Here's your training approach: start at half speed. Painfully, embarrassingly slow. Your goal isn't to match the tempo—it's to make every single foot placement perfect. Feel the floor with your whole foot before you shift your weight. Then, and only then, start building speed. It feels ridiculous at first. It works.
Upper body coordination is where intermediate Reel dancers often fall apart. Your feet know what they're doing, but suddenly your arms don't know whether they're coming or going. The fix is simpler than you'd think: keep your hands relaxed and let them mirror what your feet are doing. Left foot forward, left arm back. It sounds mechanical, but it creates the fluidity that looks effortless.
The Treble Jig: The Full Package
The Treble Jig is where everything combines—the grace of the Slip Jig, the power of the Hornpipe, the speed of the Reel. It's also where most intermediate dancers quit trying.
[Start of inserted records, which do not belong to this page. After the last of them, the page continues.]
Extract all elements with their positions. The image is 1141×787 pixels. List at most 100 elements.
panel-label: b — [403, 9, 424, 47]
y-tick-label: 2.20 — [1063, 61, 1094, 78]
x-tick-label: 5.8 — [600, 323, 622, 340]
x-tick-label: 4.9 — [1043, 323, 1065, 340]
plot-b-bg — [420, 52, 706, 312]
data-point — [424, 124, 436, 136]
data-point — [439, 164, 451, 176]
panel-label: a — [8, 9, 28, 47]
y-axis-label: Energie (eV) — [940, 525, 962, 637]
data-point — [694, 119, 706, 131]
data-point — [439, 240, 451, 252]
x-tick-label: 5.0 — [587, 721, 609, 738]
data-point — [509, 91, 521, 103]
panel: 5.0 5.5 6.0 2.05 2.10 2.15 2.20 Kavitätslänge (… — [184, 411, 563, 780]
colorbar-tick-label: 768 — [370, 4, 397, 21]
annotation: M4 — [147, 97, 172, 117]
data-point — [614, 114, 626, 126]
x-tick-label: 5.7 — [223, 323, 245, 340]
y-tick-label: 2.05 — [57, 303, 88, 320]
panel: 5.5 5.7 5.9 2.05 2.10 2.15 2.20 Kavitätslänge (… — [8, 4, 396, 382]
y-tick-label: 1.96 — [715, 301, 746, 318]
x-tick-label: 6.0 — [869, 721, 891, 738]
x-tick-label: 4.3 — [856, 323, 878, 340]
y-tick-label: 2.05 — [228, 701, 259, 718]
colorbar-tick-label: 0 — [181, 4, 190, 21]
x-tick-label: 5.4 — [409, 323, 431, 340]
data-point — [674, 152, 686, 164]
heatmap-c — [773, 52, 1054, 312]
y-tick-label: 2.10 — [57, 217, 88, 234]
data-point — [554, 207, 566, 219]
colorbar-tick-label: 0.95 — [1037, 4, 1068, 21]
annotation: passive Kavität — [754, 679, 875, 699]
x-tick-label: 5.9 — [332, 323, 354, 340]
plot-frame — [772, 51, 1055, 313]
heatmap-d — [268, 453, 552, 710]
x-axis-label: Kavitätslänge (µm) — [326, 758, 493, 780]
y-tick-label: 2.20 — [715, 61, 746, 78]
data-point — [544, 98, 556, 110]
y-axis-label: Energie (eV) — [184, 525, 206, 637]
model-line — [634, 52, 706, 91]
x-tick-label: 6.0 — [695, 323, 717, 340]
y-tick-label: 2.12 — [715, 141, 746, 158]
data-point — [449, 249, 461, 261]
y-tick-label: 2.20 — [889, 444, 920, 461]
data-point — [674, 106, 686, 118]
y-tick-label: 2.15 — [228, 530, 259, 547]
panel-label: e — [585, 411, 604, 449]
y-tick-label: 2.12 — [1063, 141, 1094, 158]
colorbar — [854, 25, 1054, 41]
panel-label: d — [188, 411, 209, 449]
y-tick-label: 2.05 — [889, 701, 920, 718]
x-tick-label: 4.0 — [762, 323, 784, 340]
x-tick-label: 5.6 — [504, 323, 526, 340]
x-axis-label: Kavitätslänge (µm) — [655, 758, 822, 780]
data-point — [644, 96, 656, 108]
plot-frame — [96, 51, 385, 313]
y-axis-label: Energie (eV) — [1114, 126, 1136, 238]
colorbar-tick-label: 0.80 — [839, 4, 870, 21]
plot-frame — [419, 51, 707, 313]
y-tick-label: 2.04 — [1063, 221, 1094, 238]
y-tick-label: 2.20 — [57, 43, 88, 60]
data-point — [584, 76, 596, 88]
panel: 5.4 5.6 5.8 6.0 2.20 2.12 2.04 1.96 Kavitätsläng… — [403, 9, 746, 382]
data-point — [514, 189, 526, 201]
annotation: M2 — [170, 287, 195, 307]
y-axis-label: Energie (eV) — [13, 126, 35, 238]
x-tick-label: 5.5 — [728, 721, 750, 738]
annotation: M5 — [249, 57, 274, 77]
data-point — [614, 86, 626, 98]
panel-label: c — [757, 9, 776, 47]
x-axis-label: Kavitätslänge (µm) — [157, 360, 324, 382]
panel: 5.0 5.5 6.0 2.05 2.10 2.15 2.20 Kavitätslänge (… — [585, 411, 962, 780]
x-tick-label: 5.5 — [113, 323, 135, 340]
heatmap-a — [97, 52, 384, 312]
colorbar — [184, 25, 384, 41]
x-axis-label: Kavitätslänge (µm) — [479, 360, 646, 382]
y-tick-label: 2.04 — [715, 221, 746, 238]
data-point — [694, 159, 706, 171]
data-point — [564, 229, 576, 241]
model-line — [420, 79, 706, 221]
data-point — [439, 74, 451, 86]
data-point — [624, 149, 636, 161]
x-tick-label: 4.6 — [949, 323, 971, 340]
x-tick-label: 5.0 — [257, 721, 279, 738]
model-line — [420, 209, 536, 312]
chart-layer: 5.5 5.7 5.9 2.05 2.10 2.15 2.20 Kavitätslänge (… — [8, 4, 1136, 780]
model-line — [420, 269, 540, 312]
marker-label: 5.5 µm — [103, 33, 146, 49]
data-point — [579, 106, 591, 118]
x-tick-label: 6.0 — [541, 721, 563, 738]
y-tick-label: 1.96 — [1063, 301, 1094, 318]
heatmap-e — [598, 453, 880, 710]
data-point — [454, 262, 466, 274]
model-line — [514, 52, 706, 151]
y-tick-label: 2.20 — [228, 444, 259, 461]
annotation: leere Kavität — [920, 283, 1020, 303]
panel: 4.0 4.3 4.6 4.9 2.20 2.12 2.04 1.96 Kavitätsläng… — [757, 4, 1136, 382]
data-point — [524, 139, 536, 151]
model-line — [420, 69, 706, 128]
That 6/8 time signature sits in an uncomfortable middle ground. Too fast to be slow and graceful, too slow to be purely athletic. You have to find a different relationship with the music, one that doesn't fit neatly into either box.
Focus first on combining styles without losing yourself. The grace should come from the Slip Jig origins, the power from your Hornpipe training, but neither should dominate. Let them work together in service of the music.
The sevens and treble steps in the Treble Jig aren't optional—they're essential. Without them, you're just doing a slow Reel. Practice these progressions until they feel like breathing: automatic, unforced, natural.
Set Dancing: The Social Art
Here's something the solo tutorials often miss: Irish dance is deeply social. Set dancing—working in formation with other dancers—is where you'll actually apply most of what you're learning.
The formations teach you to be aware of others. The transitions teach you to adapt when things don't go asplanned. The teamwork teaches you that intermediate dancing isn't just personal improvement—it's collaborative artistry.
Find a local set, even if it feels intimidating. Watch first, join when you're ready, mess up enthusiastically when you do. Every experienced dancer in that set was once the person messing up. That's not an excuse; it's an observation.
---
Your intermediate journey won't be linear. You'll master something one week and feel like you've forgotten everything the next. That's normal. That's growth. The dancers who make it past this stage aren't the most talented—they're the ones who kept showing up when the progress felt invisible.
So get to the floor. Make mistakes. Let the music guide you past what you thought were your limits.
The steps are waiting. Time to elevate.